The crown jewel of 90s full motion video games is coming to a platform that doesn’t have to compress video files.

by Zack Kotzer
Apr 25 2017, 7:10pm

A scene from Night Trap. Image: Sony

Twenty-five years ago there was a video game so ambitious, so audacious, so controversial in its time that it went all the way to the United States Senate. It was one of the first games to be so publicly chastised due to its content, it paved the way for the Entertainment Software Rating Board, or ESRB, which evaluates what games are appropriate for what ages. An important piece of history, nevermind interactive storytelling. So if plots in video games are so worthless, as Ian Bogost at The Atlantic argued today, then tell me, Mr. Bogost, why is PlayStation releasing a remastered version of Night Trap?



One of the most illustrious games of the Sega CD and easily the most well known of the maligned 'full motion video' games, Night Trap follows the Sega Control Attack Team (or, uh, SCAT for short) as they monitor and defend a bodaciously 90s sleepover party being attacked by slowly lurching vampires.
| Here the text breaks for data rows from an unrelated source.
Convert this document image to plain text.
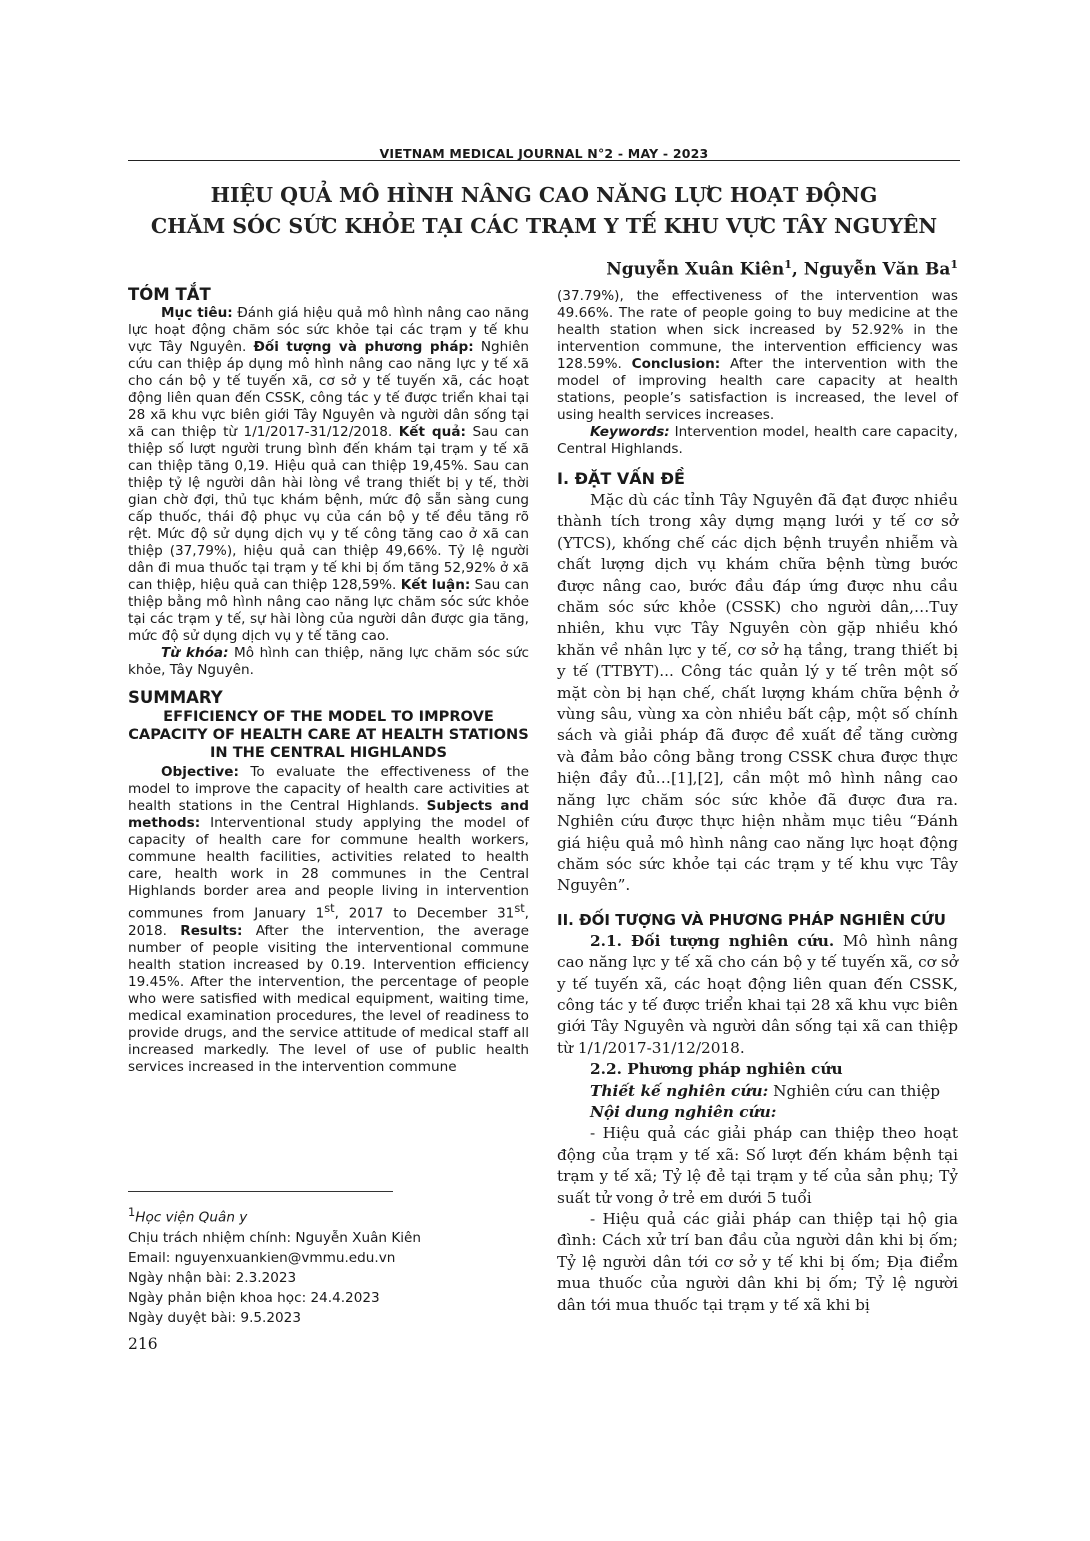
VIETNAM MEDICAL JOURNAL N°2 - MAY - 2023
HIỆU QUẢ MÔ HÌNH NÂNG CAO NĂNG LỰC HOẠT ĐỘNG
CHĂM SÓC SỨC KHỎE TẠI CÁC TRẠM Y TẾ KHU VỰC TÂY NGUYÊN
Nguyễn Xuân Kiên$^1$, Nguyễn Văn Ba$^1$
TÓM TẮT

Mục tiêu: Đánh giá hiệu quả mô hình nâng cao năng lực hoạt động chăm sóc sức khỏe tại các trạm y tế khu vực Tây Nguyên. Đối tượng và phương pháp: Nghiên cứu can thiệp áp dụng mô hình nâng cao năng lực y tế xã cho cán bộ y tế tuyến xã, cơ sở y tế tuyến xã, các hoạt động liên quan đến CSSK, công tác y tế được triển khai tại 28 xã khu vực biên giới Tây Nguyên và người dân sống tại xã can thiệp từ 1/1/2017-31/12/2018. Kết quả: Sau can thiệp số lượt người trung bình đến khám tại trạm y tế xã can thiệp tăng 0,19. Hiệu quả can thiệp 19,45%. Sau can thiệp tỷ lệ người dân hài lòng về trang thiết bị y tế, thời gian chờ đợi, thủ tục khám bệnh, mức độ sẵn sàng cung cấp thuốc, thái độ phục vụ của cán bộ y tế đều tăng rõ rệt. Mức độ sử dụng dịch vụ y tế công tăng cao ở xã can thiệp (37,79%), hiệu quả can thiệp 49,66%. Tỷ lệ người dân đi mua thuốc tại trạm y tế khi bị ốm tăng 52,92% ở xã can thiệp, hiệu quả can thiệp 128,59%. Kết luận: Sau can thiệp bằng mô hình nâng cao năng lực chăm sóc sức khỏe tại các trạm y tế, sự hài lòng của người dân được gia tăng, mức độ sử dụng dịch vụ y tế tăng cao.

Từ khóa: Mô hình can thiệp, năng lực chăm sóc sức khỏe, Tây Nguyên.

SUMMARY
EFFICIENCY OF THE MODEL TO IMPROVE CAPACITY OF HEALTH CARE AT HEALTH STATIONS IN THE CENTRAL HIGHLANDS

Objective: To evaluate the effectiveness of the model to improve the capacity of health care activities at health stations in the Central Highlands. Subjects and methods: Interventional study applying the model of capacity of health care for commune health workers, commune health facilities, activities related to health care, health work in 28 communes in the Central Highlands border area and people living in intervention communes from January 1st, 2017 to December 31st, 2018. Results: After the intervention, the average number of people visiting the interventional commune health station increased by 0.19. Intervention efficiency 19.45%. After the intervention, the percentage of people who were satisfied with medical equipment, waiting time, medical examination procedures, the level of readiness to provide drugs, and the service attitude of medical staff all increased markedly. The level of use of public health services increased in the intervention commune

(37.79%), the effectiveness of the intervention was 49.66%. The rate of people going to buy medicine at the health station when sick increased by 52.92% in the intervention commune, the intervention efficiency was 128.59%. Conclusion: After the intervention with the model of improving health care capacity at health stations, people’s satisfaction is increased, the level of using health services increases.

Keywords: Intervention model, health care capacity, Central Highlands.

I. ĐẶT VẤN ĐỀ

Mặc dù các tỉnh Tây Nguyên đã đạt được nhiều thành tích trong xây dựng mạng lưới y tế cơ sở (YTCS), khống chế các dịch bệnh truyền nhiễm và chất lượng dịch vụ khám chữa bệnh từng bước được nâng cao, bước đầu đáp ứng được nhu cầu chăm sóc sức khỏe (CSSK) cho người dân,…Tuy nhiên, khu vực Tây Nguyên còn gặp nhiều khó khăn về nhân lực y tế, cơ sở hạ tầng, trang thiết bị y tế (TTBYT)... Công tác quản lý y tế trên một số mặt còn bị hạn chế, chất lượng khám chữa bệnh ở vùng sâu, vùng xa còn nhiều bất cập, một số chính sách và giải pháp đã được đề xuất để tăng cường và đảm bảo công bằng trong CSSK chưa được thực hiện đầy đủ…[1],[2], cần một mô hình nâng cao năng lực chăm sóc sức khỏe đã được đưa ra. Nghiên cứu được thực hiện nhằm mục tiêu “Đánh giá hiệu quả mô hình nâng cao năng lực hoạt động chăm sóc sức khỏe tại các trạm y tế khu vực Tây Nguyên”.

II. ĐỐI TƯỢNG VÀ PHƯƠNG PHÁP NGHIÊN CỨU

2.1. Đối tượng nghiên cứu. Mô hình nâng cao năng lực y tế xã cho cán bộ y tế tuyến xã, cơ sở y tế tuyến xã, các hoạt động liên quan đến CSSK, công tác y tế được triển khai tại 28 xã khu vực biên giới Tây Nguyên và người dân sống tại xã can thiệp từ 1/1/2017-31/12/2018.

2.2. Phương pháp nghiên cứu

Thiết kế nghiên cứu: Nghiên cứu can thiệp

Nội dung nghiên cứu:

- Hiệu quả các giải pháp can thiệp theo hoạt động của trạm y tế xã: Số lượt đến khám bệnh tại trạm y tế xã; Tỷ lệ đẻ tại trạm y tế của sản phụ; Tỷ suất tử vong ở trẻ em dưới 5 tuổi

- Hiệu quả các giải pháp can thiệp tại hộ gia đình: Cách xử trí ban đầu của người dân khi bị ốm; Tỷ lệ người dân tới cơ sở y tế khi bị ốm; Địa điểm mua thuốc của người dân khi bị ốm; Tỷ lệ người dân tới mua thuốc tại trạm y tế xã khi bị

$^1$Học viện Quân y
Chịu trách nhiệm chính: Nguyễn Xuân Kiên
Email: nguyenxuankien@vmmu.edu.vn
Ngày nhận bài: 2.3.2023
Ngày phản biện khoa học: 24.4.2023
Ngày duyệt bài: 9.5.2023
216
It's important you know that they are undead ghouls and not ninjas or members of one of those black-light puppeteering groups, which you might have assumed otherwise.
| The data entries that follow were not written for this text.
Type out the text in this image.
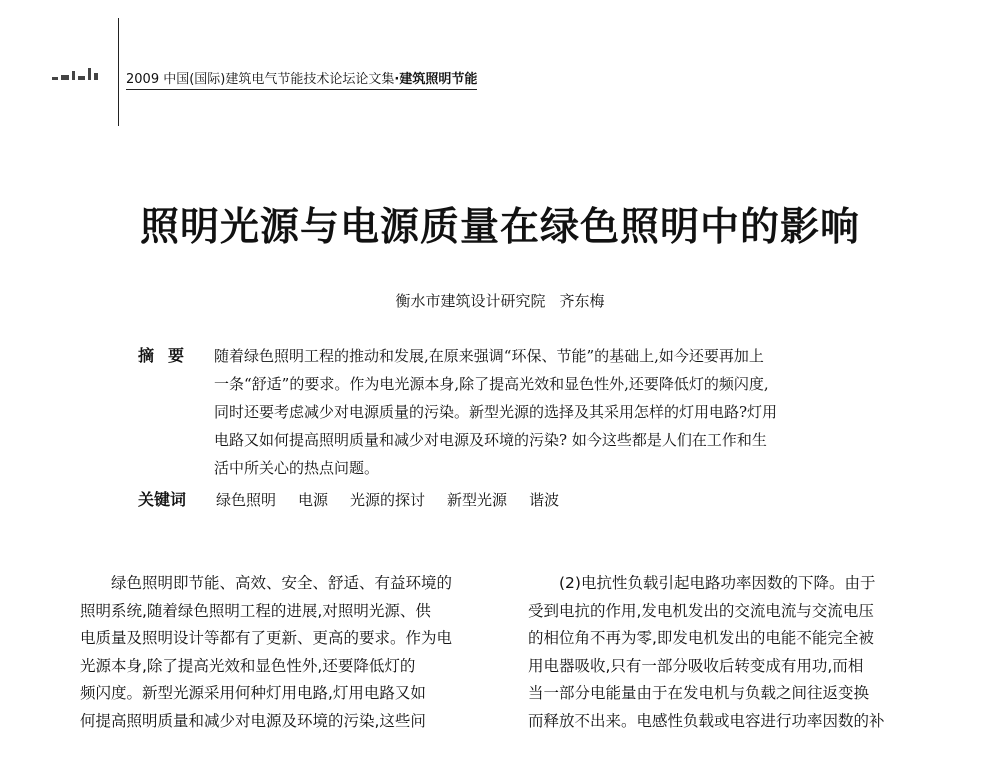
2009 中国(国际)建筑电气节能技术论坛论文集·建筑照明节能
照明光源与电源质量在绿色照明中的影响
衡水市建筑设计研究院 齐东梅
摘要	随着绿色照明工程的推动和发展,在原来强调“环保、节能”的基础上,如今还要再加上
一条“舒适”的要求。作为电光源本身,除了提高光效和显色性外,还要降低灯的频闪度,
同时还要考虑减少对电源质量的污染。新型光源的选择及其采用怎样的灯用电路?灯用
电路又如何提高照明质量和减少对电源及环境的污染? 如今这些都是人们在工作和生
活中所关心的热点问题。
关键词	绿色照明 电源 光源的探讨 新型光源 谐波
绿色照明即节能、高效、安全、舒适、有益环境的
照明系统,随着绿色照明工程的进展,对照明光源、供
电质量及照明设计等都有了更新、更高的要求。作为电
光源本身,除了提高光效和显色性外,还要降低灯的
频闪度。新型光源采用何种灯用电路,灯用电路又如
何提高照明质量和减少对电源及环境的污染,这些问
(2)电抗性负载引起电路功率因数的下降。由于
受到电抗的作用,发电机发出的交流电流与交流电压
的相位角不再为零,即发电机发出的电能不能完全被
用电器吸收,只有一部分吸收后转变成有用功,而相
当一部分电能量由于在发电机与负载之间往返变换
而释放不出来。电感性负载或电容进行功率因数的补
To protect those wily teens from vampiric rituals, you have to "trap" the demons throughout the house. Switching from security camera to security camera, waiting for the moment they step close to a fake wall or trap door, all filled with purple light and glorious fog. It plays like an obtuse version of Five Nights at Freddy's, except with a theme song sequence that freezes the controls so you can appreciate it in full, thereby making the game unwinnable. That theme can be downloaded on the remastered game's site.

A Kickstarter for an HD remaster failed in 2014, but the underdog FMV genre is having a bit of a moment, spurred initially by the success of games like Her Story. Perhaps that's why the game we deserve, if not willing to crowdsource, is being brought to the PlayStation 4, a console that doesn't have to compress video files into annihilation. Even with major Hollywood talents backing the 90s FMV craze, the games largely exist as embarrassing relics. Maybe the modern gaming world can do them justice. Perhaps the plot-driven, TV-actor fuelled genre failed to impress in the 90s, but the sophisticated game laureate in 2017 should know that these stories are as essential as vampires with long grabby arm things tip-toeing around looking for someone, anyone, in a crop top.